На гумне Иван решительно загородил сестру, исподлобья уставился на деда.
— Чего волчонком на меня глядишь? — усмехнулся дед и провел заскорузлой ладонью по вихрам внука. — Что младшую Шурку под защиту берешь, это правильно. Кто слабейший, того завсегда оберегай. А вот золото французское из Березины достать удумали, так это все зря. Что не своим трудом заработано — не твое. — Дед Матвей повернулся к ржаному полюй широко раскинул руки, будто все его хотел обнять. — Вон оно, детки, ваше золото и богатство ваше.
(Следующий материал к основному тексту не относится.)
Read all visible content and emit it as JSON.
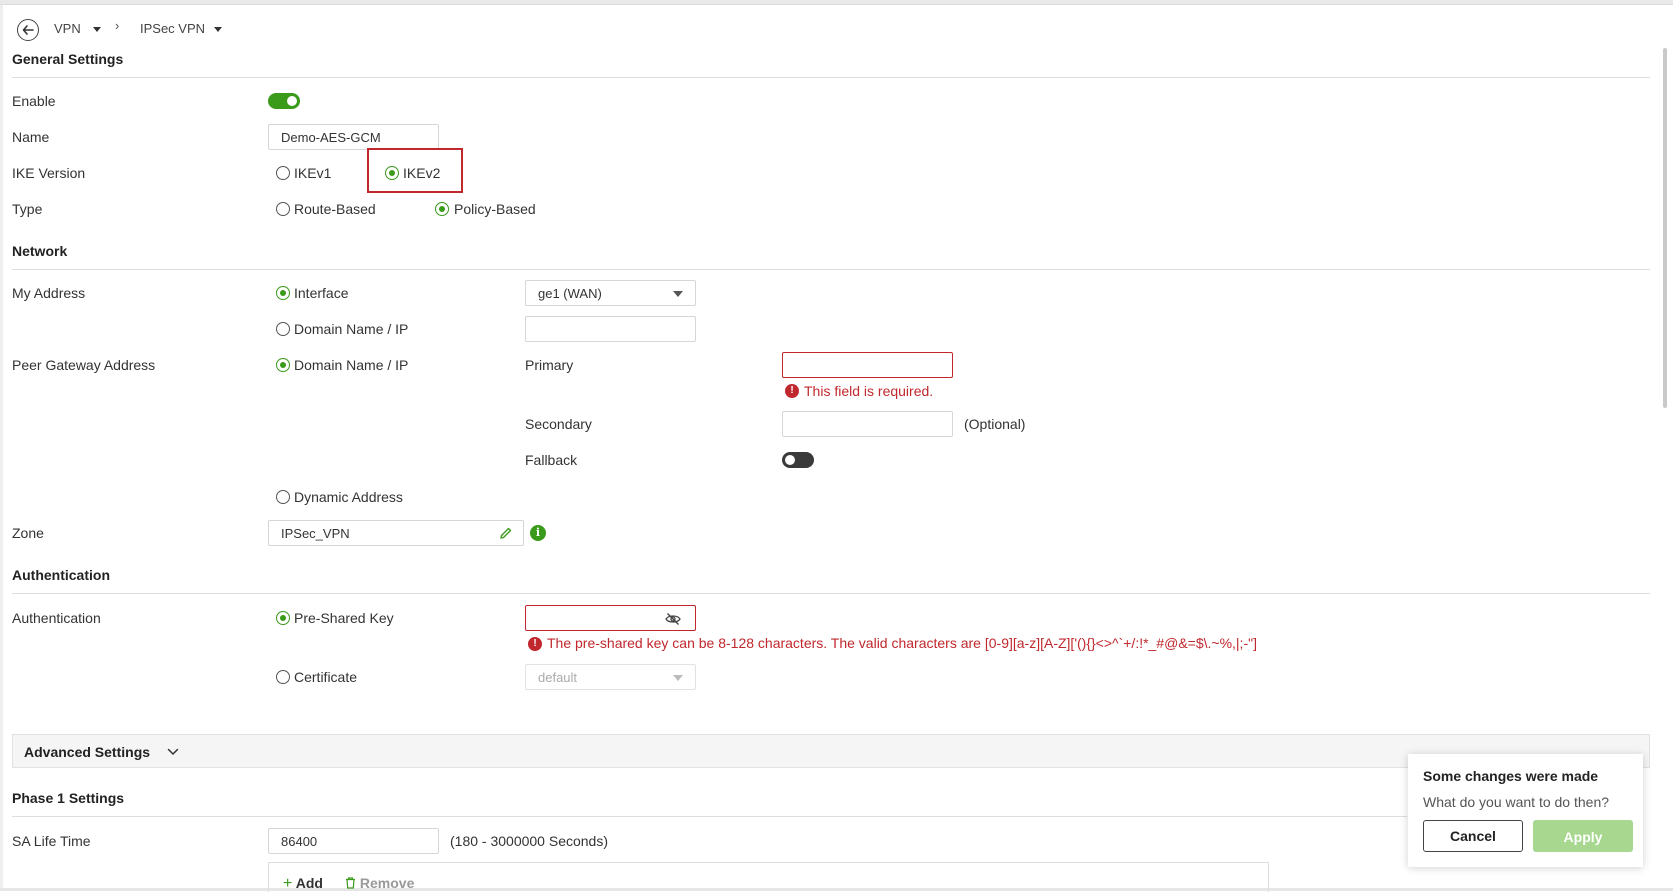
{
  "breadcrumb": {
    "vpn": "VPN",
    "ipsec": "IPSec VPN"
  },
  "general": {
    "title": "General Settings",
    "enable_label": "Enable",
    "name_label": "Name",
    "name_value": "Demo-AES-GCM",
    "ike_label": "IKE Version",
    "ike_v1": "IKEv1",
    "ike_v2": "IKEv2",
    "type_label": "Type",
    "type_route": "Route-Based",
    "type_policy": "Policy-Based"
  },
  "network": {
    "title": "Network",
    "my_address_label": "My Address",
    "interface_label": "Interface",
    "interface_value": "ge1 (WAN)",
    "domain_ip_label": "Domain Name / IP",
    "peer_label": "Peer Gateway Address",
    "peer_domain_label": "Domain Name / IP",
    "primary_label": "Primary",
    "primary_error": "This field is required.",
    "secondary_label": "Secondary",
    "optional_text": "(Optional)",
    "fallback_label": "Fallback",
    "dynamic_label": "Dynamic Address",
    "zone_label": "Zone",
    "zone_value": "IPSec_VPN"
  },
  "auth": {
    "title": "Authentication",
    "auth_label": "Authentication",
    "psk_label": "Pre-Shared Key",
    "psk_error": "The pre-shared key can be 8-128 characters. The valid characters are [0-9][a-z][A-Z]['(){}<>^`+/:!*_#@&=$\\.~%,|;-\"]",
    "cert_label": "Certificate",
    "cert_value": "default"
  },
  "advanced": {
    "title": "Advanced Settings"
  },
  "phase1": {
    "title": "Phase 1 Settings",
    "sa_label": "SA Life Time",
    "sa_value": "86400",
    "sa_hint": "(180 - 3000000 Seconds)",
    "add_label": "Add",
    "remove_label": "Remove"
  },
  "popup": {
    "title": "Some changes were made",
    "message": "What do you want to do then?",
    "cancel": "Cancel",
    "apply": "Apply"
  },
  "colors": {
    "accent_green": "#3a9a1a",
    "error_red": "#c0282d",
    "apply_disabled": "#a8d890"
  }
}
Сейте в нашу землю зерно, растите его до зрелого колоса, да убирайте в аккурат по времени — это и будет ваше крестьянское счастье: на радость себе и людям.
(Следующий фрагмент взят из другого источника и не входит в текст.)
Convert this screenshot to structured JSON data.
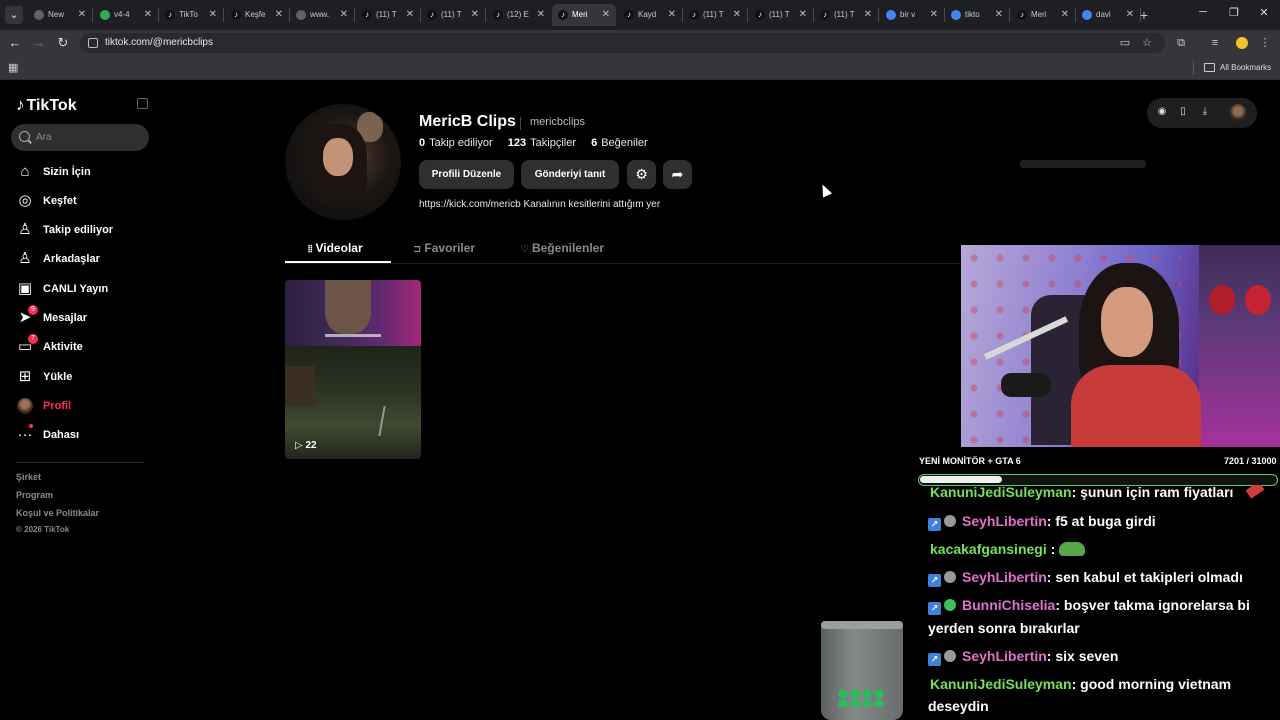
{
  "browser": {
    "tabs": [
      {
        "title": "New",
        "favicon": "chrome-icon",
        "color": "#5f6368",
        "active": false
      },
      {
        "title": "v4-4",
        "favicon": "green-globe-icon",
        "color": "#34a853",
        "active": false
      },
      {
        "title": "TikTo",
        "favicon": "tiktok-icon",
        "color": "#000000",
        "active": false
      },
      {
        "title": "Keşfe",
        "favicon": "tiktok-icon",
        "color": "#000000",
        "active": false
      },
      {
        "title": "www.",
        "favicon": "globe-icon",
        "color": "#5f6368",
        "active": false
      },
      {
        "title": "(11) T",
        "favicon": "tiktok-icon",
        "color": "#000000",
        "active": false
      },
      {
        "title": "(11) T",
        "favicon": "tiktok-icon",
        "color": "#000000",
        "active": false
      },
      {
        "title": "(12) E",
        "favicon": "tiktok-icon",
        "color": "#000000",
        "active": false
      },
      {
        "title": "Meri",
        "favicon": "tiktok-icon",
        "color": "#000000",
        "active": true
      },
      {
        "title": "Kayd",
        "favicon": "tiktok-icon",
        "color": "#000000",
        "active": false
      },
      {
        "title": "(11) T",
        "favicon": "tiktok-icon",
        "color": "#000000",
        "active": false
      },
      {
        "title": "(11) T",
        "favicon": "tiktok-icon",
        "color": "#000000",
        "active": false
      },
      {
        "title": "(11) T",
        "favicon": "tiktok-icon",
        "color": "#000000",
        "active": false
      },
      {
        "title": "bir v",
        "favicon": "google-icon",
        "color": "#4285f4",
        "active": false
      },
      {
        "title": "tikto",
        "favicon": "google-icon",
        "color": "#4285f4",
        "active": false
      },
      {
        "title": "Meri",
        "favicon": "tiktok-icon",
        "color": "#000000",
        "active": false
      },
      {
        "title": "davi",
        "favicon": "google-icon",
        "color": "#4285f4",
        "active": false
      }
    ],
    "new_tab": "+",
    "url": "tiktok.com/@mericbclips",
    "bookmarks_label": "All Bookmarks"
  },
  "sidebar": {
    "logo": "TikTok",
    "search_placeholder": "Ara",
    "items": [
      {
        "label": "Sizin İçin",
        "icon": "home-icon",
        "glyph": "⌂",
        "badge": ""
      },
      {
        "label": "Keşfet",
        "icon": "compass-icon",
        "glyph": "◎",
        "badge": ""
      },
      {
        "label": "Takip ediliyor",
        "icon": "person-icon",
        "glyph": "♙",
        "badge": ""
      },
      {
        "label": "Arkadaşlar",
        "icon": "friends-icon",
        "glyph": "♙",
        "badge": ""
      },
      {
        "label": "CANLI Yayın",
        "icon": "live-tv-icon",
        "glyph": "▣",
        "badge": ""
      },
      {
        "label": "Mesajlar",
        "icon": "paper-plane-icon",
        "glyph": "➤",
        "badge": "9"
      },
      {
        "label": "Aktivite",
        "icon": "chat-bubble-icon",
        "glyph": "▭",
        "badge": "7"
      },
      {
        "label": "Yükle",
        "icon": "plus-square-icon",
        "glyph": "⊞",
        "badge": ""
      },
      {
        "label": "Profil",
        "icon": "avatar-icon",
        "glyph": "",
        "badge": ""
      },
      {
        "label": "Dahası",
        "icon": "more-icon",
        "glyph": "···",
        "badge": "dot"
      }
    ],
    "footer": {
      "links": [
        "Şirket",
        "Program",
        "Koşul ve Politikalar"
      ],
      "copyright": "© 2026 TikTok"
    }
  },
  "profile": {
    "name": "MericB Clips",
    "handle": "mericbclips",
    "stats": [
      {
        "value": "0",
        "label": "Takip ediliyor"
      },
      {
        "value": "123",
        "label": "Takipçiler"
      },
      {
        "value": "6",
        "label": "Beğeniler"
      }
    ],
    "edit_button": "Profili Düzenle",
    "promote_button": "Gönderiyi tanıt",
    "bio": "https://kick.com/mericb Kanalının kesitlerini attığım yer",
    "tabs": [
      {
        "label": "Videolar",
        "icon": "grid-icon",
        "glyph": "⦙⦙",
        "active": true
      },
      {
        "label": "Favoriler",
        "icon": "bookmark-icon",
        "glyph": "⊐",
        "active": false
      },
      {
        "label": "Beğenilenler",
        "icon": "heart-icon",
        "glyph": "♡",
        "active": false
      }
    ],
    "videos": [
      {
        "views": "22",
        "play_glyph": "▷"
      }
    ]
  },
  "overlay": {
    "goal_label": "YENİ MONİTÖR + GTA 6",
    "goal_count": "7201 / 31000",
    "goal_progress": 0.232,
    "chat": [
      {
        "user": "KanuniJediSuleyman",
        "color": "#76e05a",
        "msg": ": şunun için ram fiyatları",
        "badges": false
      },
      {
        "user": "SeyhLibertin",
        "color": "#e070c8",
        "msg": ": f5 at buga girdi",
        "badges": true
      },
      {
        "user": "kacakafgansinegi",
        "color": "#76e05a",
        "msg": " :",
        "badges": false
      },
      {
        "user": "SeyhLibertin",
        "color": "#e070c8",
        "msg": ": sen kabul et takipleri olmadı",
        "badges": true
      },
      {
        "user": "BunniChiselia",
        "color": "#e070c8",
        "msg": ": boşver takma ignorelarsa bi",
        "badges": true
      },
      {
        "cont": "yerden sonra bırakırlar"
      },
      {
        "user": "SeyhLibertin",
        "color": "#e070c8",
        "msg": ": six seven",
        "badges": true
      },
      {
        "user": "KanuniJediSuleyman",
        "color": "#76e05a",
        "msg": ": good morning vietnam",
        "badges": false
      },
      {
        "cont": "deseydin"
      }
    ]
  }
}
Слышите, как шепчутся на ветру налитые колосья? «Жить-жито… Жить-жито-жить…» Самые это наиблизкие слова: жито и жить. Хлеб!..
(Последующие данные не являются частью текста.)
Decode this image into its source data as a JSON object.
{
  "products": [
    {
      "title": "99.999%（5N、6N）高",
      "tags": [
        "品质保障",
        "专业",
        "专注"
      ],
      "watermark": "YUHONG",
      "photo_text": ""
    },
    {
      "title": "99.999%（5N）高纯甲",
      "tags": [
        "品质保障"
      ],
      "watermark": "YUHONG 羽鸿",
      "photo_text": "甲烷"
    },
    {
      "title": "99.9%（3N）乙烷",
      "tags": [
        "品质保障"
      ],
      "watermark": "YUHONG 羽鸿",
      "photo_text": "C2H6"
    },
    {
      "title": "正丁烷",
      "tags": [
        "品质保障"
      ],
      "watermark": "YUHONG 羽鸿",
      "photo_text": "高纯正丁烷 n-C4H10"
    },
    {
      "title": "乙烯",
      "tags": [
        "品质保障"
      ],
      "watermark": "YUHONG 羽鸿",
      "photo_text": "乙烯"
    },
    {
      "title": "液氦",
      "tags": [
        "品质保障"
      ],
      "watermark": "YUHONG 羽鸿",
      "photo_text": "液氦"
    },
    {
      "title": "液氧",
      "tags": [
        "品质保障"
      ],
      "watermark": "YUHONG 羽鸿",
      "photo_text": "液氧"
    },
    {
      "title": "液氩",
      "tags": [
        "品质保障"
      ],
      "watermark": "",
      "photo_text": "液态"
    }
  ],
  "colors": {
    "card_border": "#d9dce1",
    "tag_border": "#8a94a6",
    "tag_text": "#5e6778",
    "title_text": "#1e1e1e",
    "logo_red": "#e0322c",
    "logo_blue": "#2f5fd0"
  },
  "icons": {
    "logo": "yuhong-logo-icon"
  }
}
Дед Матвей призадумался и спросил:
— А скажите-ка, детки, чем пахнут ржаной колос и хлеб в материнской печи? Родиной!
Земля-кормилица и живая вода, хлеб наш и люди наши — Родина!
Иван показал своей азбукой жестов, а Шура сказала вслух:
— Мама…
Вспомнила ее заплаканное лицо и, поднятая волной нежности, добавила: — Мамочка!
— Правильно, детки мои дороженькие! — обрадовался дед Матвей. — Без матери и солнце не греет.
Сказал и задумался старый. Потом спросил:
— А есть ли чего на свете матери дороже? А еще дороже и святее матери — Родина! Самая наивысшая из всех наших матерей!
…Мягок сердцем был дед Матвей, да характером крепок. Прошли годы, бедой обрушилась война и гитлеровский оккупационный режим на Родину. На дедову семью. На схваченного гестаповцами немого Ивана.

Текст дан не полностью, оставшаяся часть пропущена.